Sanat ve tarih ile iç içe şehir “Floransa”

Sanat ve tarih ile iç içe şehir “Floransa”

Floransa’nın sunduğu her şeyi görmek haftalarınızı alır. Düzinelerce kilisesinden neredeyse her biri, daha küçük bir şehrin en önemli turistik cazibe merkezi olurdu.

Ponte Vecchio, Michelangelo’nun Davut’u, Brunelleschi’nin Kubbesi ve tüm şehir, Avrupa’yı Karanlık Çağlar’dan çıkaran hümanist sanat hareketi olan İtalyan Rönesansı’nın bir vitrinidir.

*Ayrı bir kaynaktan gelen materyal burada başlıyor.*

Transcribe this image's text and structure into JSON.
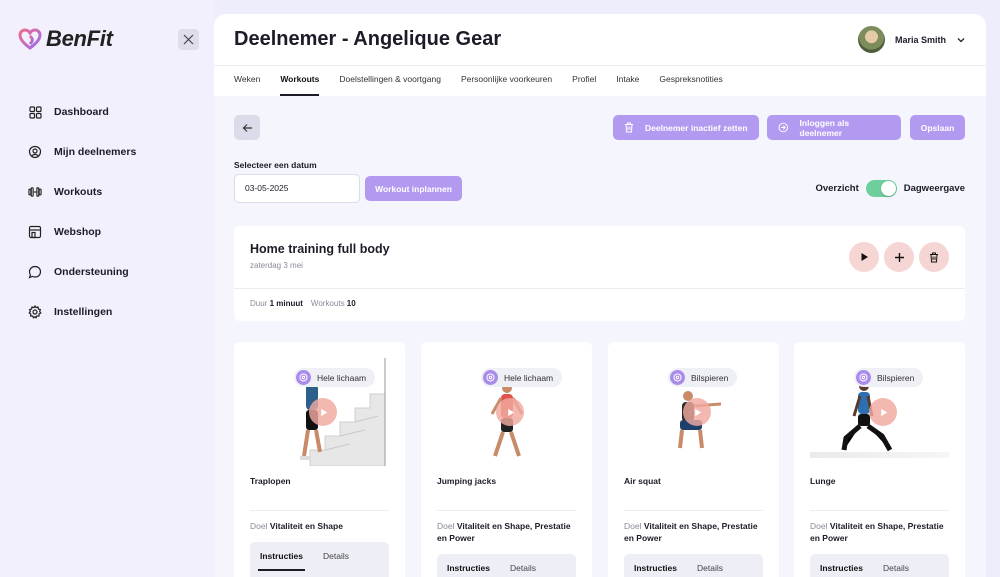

Floransa, geceleri mutlaka görmeniz gereken bir şehirdir. Işıkla dolup taşan binalar, karanlıkta farklı bir görünüme bürünür ve çok daha eski bir çağın ambiyansını yansıtır.

Floransa

Santa Maria del Fiore Katedrali ve Piazza Duomo

Piazza Duomo ve katedral kompleksini oluşturan bina grubu, İtalya’nın en büyük sanatsal hazinelerinden bazılarını nispeten küçük bir alanda toplar. Vaftizhaneyi, çan kulesini, katedrali ve müzesini gezerken, İtalyan Rönesansı’nın en büyük sanatçıları olan Ghiberti, Brunelleschi, Donatello, Giotto ve Michelangelo’nun en bilinen sanat ve mimari şaheserlerinden bazılarını göreceksiniz.

Floransa

Battistero di San Giovanni (Aziz Yahya Vaftizhanesi)

12. yüzyıldan kalma sekizgen vaftizhane, içeriden veya dışarıdan bakıldığında tam bir sanat eseridir. Mermer cephesi, iç kısmındaki karmaşık mozaikler ve içinde barındırdığı sanat eserleri, listenizde üst sıralarda yer almayı hak ediyor.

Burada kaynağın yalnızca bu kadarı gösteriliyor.